Все молчат. Глаза Петра темнеют, как окна в сумерки. Сеня стоит поодаль, грустно глядя, как Карасьев дожирает кашу.

…Сеня моет посуду на подоконнике, широком, в толщину стены.

Обманная весна чертит окно тонкими царапинками мороза. И летом быстро темнеет у Быхалова, а зимами и совсем не бывает дня.

– Ну… рассказывай, – вздыхает Быхалов. – Мне-то про себя рассказывать нечего. Вот мать без тебя скувыркнулась. Ты б ей хоть письмецо написал из тюрьмы-то, она тебя жалела.

– Я знаю, – неясно вторит Пётр.

– То-то, знаешь. Плохо небось в тюрьме-то?

– Да как сказать?.. Неважно. Измотался весь, – глухо говорит Пётр. – В последние дни на рассветах все людей у нас увозили. – Сеня прислушивается и осторожней плещет кипятком. – Часов около трех придут, ключами зазвенят… – однообразно тянет Пётр, – уводят. А он и крикнет на всю тюрьму:

«Прощайте, товарищи!» Тут уж и начинается. Окна бьют, двери колотят… У нас, в Таганке, тюрьма была очень гулкая.

– Что ж, на выпуск, значит, увозили? – ворчливо спрашивает Быхалов-отец, соскабливая ногтем маслянистую корочку обеденной грязи со стола.

– Не на выпуск, папаша, а на повешенье, – спокойно говорит Пётр и повертывает голову к окну.

Сенино лицо строго и бледно, сразу осунулось.
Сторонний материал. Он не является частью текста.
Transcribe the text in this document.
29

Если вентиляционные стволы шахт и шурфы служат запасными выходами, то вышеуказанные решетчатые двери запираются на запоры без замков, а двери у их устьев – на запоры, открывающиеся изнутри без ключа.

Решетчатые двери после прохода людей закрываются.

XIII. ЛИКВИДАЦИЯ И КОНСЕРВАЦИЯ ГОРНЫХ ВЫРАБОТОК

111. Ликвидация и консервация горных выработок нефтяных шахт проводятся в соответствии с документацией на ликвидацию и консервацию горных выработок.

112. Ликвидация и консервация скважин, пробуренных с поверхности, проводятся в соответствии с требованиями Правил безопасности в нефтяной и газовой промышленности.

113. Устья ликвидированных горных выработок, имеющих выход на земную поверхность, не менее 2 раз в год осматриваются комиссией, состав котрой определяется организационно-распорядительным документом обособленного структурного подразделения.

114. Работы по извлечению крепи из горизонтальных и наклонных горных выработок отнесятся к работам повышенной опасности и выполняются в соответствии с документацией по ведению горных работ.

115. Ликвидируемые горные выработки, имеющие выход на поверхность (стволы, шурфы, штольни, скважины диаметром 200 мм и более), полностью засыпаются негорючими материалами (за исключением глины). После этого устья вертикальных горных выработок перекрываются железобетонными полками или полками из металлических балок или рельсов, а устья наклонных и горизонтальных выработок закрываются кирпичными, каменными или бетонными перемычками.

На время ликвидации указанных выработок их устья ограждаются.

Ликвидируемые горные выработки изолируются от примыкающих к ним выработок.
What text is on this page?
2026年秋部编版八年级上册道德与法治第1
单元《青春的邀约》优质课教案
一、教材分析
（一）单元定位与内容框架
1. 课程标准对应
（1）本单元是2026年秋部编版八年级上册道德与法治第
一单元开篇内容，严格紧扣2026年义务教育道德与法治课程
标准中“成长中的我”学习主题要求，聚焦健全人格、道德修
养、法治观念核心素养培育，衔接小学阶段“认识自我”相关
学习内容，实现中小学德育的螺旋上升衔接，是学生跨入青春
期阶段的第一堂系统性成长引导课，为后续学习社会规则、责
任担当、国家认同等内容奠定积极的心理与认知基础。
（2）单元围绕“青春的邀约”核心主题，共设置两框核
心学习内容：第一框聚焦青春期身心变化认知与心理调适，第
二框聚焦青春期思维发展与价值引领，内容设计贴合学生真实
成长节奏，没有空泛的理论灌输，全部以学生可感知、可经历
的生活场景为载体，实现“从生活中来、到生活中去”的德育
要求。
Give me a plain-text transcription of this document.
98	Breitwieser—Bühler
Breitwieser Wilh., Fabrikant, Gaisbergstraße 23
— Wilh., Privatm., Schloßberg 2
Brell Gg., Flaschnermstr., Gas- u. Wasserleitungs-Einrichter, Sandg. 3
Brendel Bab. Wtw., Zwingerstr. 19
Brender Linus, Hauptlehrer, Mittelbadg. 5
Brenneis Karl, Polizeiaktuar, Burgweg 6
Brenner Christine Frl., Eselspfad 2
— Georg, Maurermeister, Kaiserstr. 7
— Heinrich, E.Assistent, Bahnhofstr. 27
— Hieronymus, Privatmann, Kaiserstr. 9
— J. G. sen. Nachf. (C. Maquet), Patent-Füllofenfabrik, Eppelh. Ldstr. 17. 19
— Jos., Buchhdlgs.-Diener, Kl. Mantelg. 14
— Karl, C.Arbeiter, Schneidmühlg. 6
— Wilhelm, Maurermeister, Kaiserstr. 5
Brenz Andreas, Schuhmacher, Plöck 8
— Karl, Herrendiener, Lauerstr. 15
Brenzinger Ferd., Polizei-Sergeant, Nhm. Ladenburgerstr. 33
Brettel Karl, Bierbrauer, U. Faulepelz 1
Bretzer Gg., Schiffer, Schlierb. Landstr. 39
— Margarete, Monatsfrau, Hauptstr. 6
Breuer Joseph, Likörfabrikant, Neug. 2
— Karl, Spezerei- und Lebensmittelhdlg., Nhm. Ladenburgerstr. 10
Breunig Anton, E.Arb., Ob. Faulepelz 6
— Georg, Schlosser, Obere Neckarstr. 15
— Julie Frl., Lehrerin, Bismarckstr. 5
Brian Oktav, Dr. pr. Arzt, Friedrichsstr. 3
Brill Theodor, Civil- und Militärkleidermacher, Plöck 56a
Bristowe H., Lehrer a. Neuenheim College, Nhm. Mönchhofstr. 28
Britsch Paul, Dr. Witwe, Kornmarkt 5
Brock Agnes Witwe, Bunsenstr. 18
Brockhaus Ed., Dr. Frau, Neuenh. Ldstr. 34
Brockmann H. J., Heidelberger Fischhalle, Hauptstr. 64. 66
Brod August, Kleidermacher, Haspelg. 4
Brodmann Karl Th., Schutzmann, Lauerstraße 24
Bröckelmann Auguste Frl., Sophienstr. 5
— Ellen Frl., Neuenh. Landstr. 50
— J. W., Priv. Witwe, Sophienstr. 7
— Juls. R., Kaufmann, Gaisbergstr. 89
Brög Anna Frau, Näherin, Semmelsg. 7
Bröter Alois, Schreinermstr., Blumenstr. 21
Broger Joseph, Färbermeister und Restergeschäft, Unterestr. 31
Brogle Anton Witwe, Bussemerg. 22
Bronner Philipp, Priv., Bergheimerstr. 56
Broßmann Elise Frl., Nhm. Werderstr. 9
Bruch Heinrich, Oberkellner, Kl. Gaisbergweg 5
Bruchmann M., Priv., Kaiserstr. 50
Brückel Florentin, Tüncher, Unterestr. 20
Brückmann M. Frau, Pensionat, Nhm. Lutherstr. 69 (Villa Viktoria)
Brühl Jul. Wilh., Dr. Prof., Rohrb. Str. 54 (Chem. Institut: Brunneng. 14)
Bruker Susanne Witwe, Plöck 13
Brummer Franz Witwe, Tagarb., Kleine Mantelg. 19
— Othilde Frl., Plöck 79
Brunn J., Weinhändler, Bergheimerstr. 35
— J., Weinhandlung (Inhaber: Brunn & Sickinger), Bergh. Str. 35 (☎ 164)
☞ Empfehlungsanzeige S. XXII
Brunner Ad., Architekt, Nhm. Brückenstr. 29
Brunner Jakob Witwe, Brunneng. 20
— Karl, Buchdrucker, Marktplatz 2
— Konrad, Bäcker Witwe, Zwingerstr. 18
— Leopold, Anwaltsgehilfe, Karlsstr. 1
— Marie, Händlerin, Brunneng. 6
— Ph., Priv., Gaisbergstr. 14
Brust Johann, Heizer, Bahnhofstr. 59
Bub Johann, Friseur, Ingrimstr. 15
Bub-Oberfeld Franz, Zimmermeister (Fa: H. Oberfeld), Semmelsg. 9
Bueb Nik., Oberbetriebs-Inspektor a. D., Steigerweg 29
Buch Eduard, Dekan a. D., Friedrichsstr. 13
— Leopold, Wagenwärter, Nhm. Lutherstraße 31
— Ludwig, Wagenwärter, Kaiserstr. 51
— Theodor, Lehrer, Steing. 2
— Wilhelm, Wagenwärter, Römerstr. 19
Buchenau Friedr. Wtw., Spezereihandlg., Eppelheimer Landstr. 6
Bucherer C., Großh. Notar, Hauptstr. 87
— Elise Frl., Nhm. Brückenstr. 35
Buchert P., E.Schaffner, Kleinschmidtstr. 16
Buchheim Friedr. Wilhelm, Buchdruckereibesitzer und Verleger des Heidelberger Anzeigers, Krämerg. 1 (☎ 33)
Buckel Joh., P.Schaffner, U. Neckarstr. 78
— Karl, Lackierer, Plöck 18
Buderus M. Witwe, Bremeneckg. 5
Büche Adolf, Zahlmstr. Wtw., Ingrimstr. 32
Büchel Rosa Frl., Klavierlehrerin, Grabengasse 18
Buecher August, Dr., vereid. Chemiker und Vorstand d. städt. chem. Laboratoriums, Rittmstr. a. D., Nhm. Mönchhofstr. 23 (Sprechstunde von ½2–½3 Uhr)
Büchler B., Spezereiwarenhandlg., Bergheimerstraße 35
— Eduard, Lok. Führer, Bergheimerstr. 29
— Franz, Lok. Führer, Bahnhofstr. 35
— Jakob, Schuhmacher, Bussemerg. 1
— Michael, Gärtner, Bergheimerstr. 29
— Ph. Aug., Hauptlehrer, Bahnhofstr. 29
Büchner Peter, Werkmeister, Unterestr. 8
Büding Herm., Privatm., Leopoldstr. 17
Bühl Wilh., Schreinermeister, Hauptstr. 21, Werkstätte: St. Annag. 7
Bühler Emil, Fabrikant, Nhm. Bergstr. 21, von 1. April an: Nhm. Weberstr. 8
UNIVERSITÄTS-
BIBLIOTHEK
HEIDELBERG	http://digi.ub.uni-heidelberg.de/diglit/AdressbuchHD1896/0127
Проскакивает воспоминанье: там, в деревне, в Бабашихином лесу, молодые ребята суку вешали. Она долго царапала лапами воздух, воя и подгибаясь вверх. Сеня стоял тогда в стороне от общего веселья и лицом повторял все ее напрасные движения.

– У нас вот тоже собаку вешали… – робко начинает он, глотая обильную слюну.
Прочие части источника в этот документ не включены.